What led me away from the idea that it is Tibetan, is the lack of "tshegs" separating the syllables, and the apparent directive to read the script right-to-left. However, I'm only superficially familiar with printed Tibetan scripts, and this appears handwritten. Looking closer at some of the letters, I see how some of them correspond to the standard printed form. We can also note the 'OIO' pattern which appears to be some kind of punctuation marker, such as is visible in the attached photo of Sanskrit rendered in Tibetan script. Possibly the text represents a mantra. Unfortunately, I can't read it.


----------



## 53RG10

Thank you for your answers!
I can confirm it is Tibetan; I forgot to mention that on the other side of this paper there are 5 stripes: violet, white, red, green and yellow, which are the colors of the Tibet flag.
By the way, it looks like it is printed and not handwritten or if it is, then this should be a copy.

There is also a symbol on the pendant, a bit difficult to see, I will take a picture soon and I will upload it.
I will let you know if I discover anything new about it.

Thank you again for your help!

Happy New Year!

P.S. I found the pendant on the sidewalk.


----------



## SheilaS

It's likely a Sanskrit mantra written in Tibetan script (hence all the crazy stacking to represent Sanskrit sounds) but I'm having a hard time figuring out which mantra. It starts (possibly) with "Om thi" or "om thin."


----------



## Dib

It's Tibetan script all right. But, I fail to make out any Sanskrit word in there. There are even weird conjuncts (from the Sanskrit point of view) like "th with subscript h" and "th-b-k-r". Is it all just gibberish in a pretend-Sanskrit orthography?


----------



## SheilaS

I definitely wondered about the gibberish possibility! Although it starts with a proper "Om," and is in reproduced handwriting (as opposed to computer generated font). The typeset (or handset depending on your definition lol) and ink color look very much like something that would have come out of India or Nepal, if not Tibet itself. I have, for the first half:

Om thunk'a thhubba' bba' thbarth'a bbaha tha tṛṣā thha bbaod thurga thha bb[X] tsge med.

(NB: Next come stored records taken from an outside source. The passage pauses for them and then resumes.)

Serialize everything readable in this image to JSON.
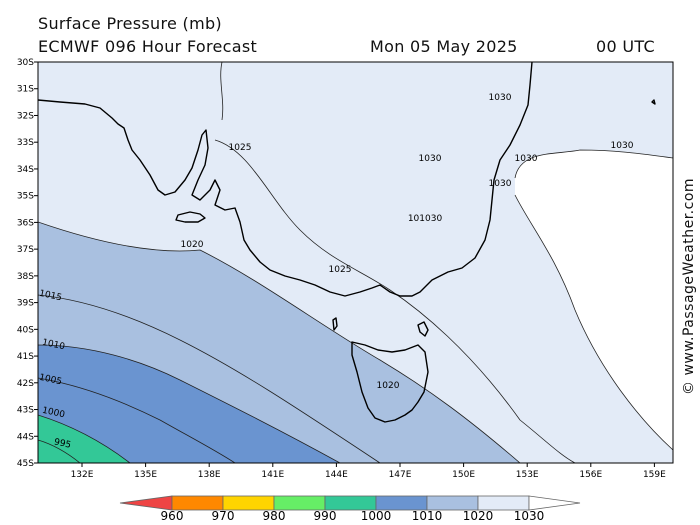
{
  "header": {
    "title": "Surface Pressure (mb)",
    "model": "ECMWF 096 Hour Forecast",
    "date": "Mon 05 May 2025",
    "time": "00 UTC"
  },
  "watermark": "© www.PassageWeather.com",
  "map": {
    "lat_labels": [
      "30S",
      "31S",
      "32S",
      "33S",
      "34S",
      "35S",
      "36S",
      "37S",
      "38S",
      "39S",
      "40S",
      "41S",
      "42S",
      "43S",
      "44S",
      "45S"
    ],
    "lon_labels": [
      "132E",
      "135E",
      "138E",
      "141E",
      "144E",
      "147E",
      "150E",
      "153E",
      "156E",
      "159E"
    ],
    "contour_labels": [
      "1030",
      "1030",
      "1030",
      "1030",
      "1030",
      "101030",
      "1025",
      "1025",
      "1020",
      "1020",
      "1015",
      "1010",
      "1005",
      "1000",
      "995"
    ],
    "fill_colors": {
      "gt1030": "#ffffff",
      "b1020_1030": "#e3ebf7",
      "b1010_1020": "#a9c0e0",
      "b1000_1010": "#6a94d0",
      "b990_1000": "#33c897"
    }
  },
  "colorbar": {
    "labels": [
      "960",
      "970",
      "980",
      "990",
      "1000",
      "1010",
      "1020",
      "1030"
    ],
    "colors": [
      "#ee4444",
      "#ff8800",
      "#ffd400",
      "#66ee66",
      "#33c897",
      "#6a94d0",
      "#a9c0e0",
      "#e3ebf7",
      "#ffffff"
    ]
  }
}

In several spot, (for example the "me" of "med") is actually the Sanskrit rather than Tibetan character - very baffling. "Tṛṣā" or "strong desire" is certainly a perfectly good Skt word, and the "med" on the end (oddly with a Sanskrit "m") is certainly a good Tibetan word and in the proper place for its meaning, "not."

The fact that the text is repeated twice leans toward mantra, as do the liturgical punctuation marks (like the small circle over small horizontal line over small circle).

I almost wonder if it's code - someone trying to sneak out a message from Tibet disguised as a mantra. the "bbaod" jumped out at me; "bod" is Tibet, and the writer could be shrouding "bod" in some extra letters to make it harder for Chinese censors.

Reminds me a bit of English children's code that renders (for example) "dog" as "dod-o-gog."

Continuing to work on this!


----------



## Dib

I mostly agree with your reading except at two places.

1) Instead of tṛṣā, I read ṭ.hya-śa
2) Instead of bbaod, I read gbo-ta (which may still be a crypto-spelling for bot/bod = Tibet)

I doubt, it provides any insight into the nature of the "text" though. Like you, I also suspect, it is either gibberish or a code.


----------



## SheilaS

Very much appreciate your corrections! I suppose the far more boring possibility is that a Chinese trinket-maker simply wanted to sell something and was trying his hand at Tibetan calligraphy, lol. But...the proper use of the "om" followed by the proper punctuation (shad), the gter sprinkled in, etc., has me wondering. I realize the text is MUCH longer than I originally thought - hadn't realized the scroll bar could keep going! Will keep transcribing, and very much appreciate all observations.


----------



## SheilaS

I have the question in to several Buddhist forums - hoping to hear back!


----------



## SheilaS

53RG10 said:


> Thank you for your answers!
> I can confirm it is Tibetan; I forgot to mention that on the other side of this paper there are 5 stripes: violet, white, red, green and yellow, which are the colors of the Tibet flag.
> By the way, it looks like it is printed and not handwritten or if it is, then this should be a copy.
> 
> There is also a symbol on the pendant, a bit difficult to see, I will take a picture soon and I will upload it.
> I will let you know if I discover anything new about it.
> 
> Thank you again for your help!
> 
> Happy New Year!
> 
> P.S. I found the pendant on the sidewalk.



Hello 53RG10! Do you have a picture of the pendant yet, by chance? Thanks so much!


----------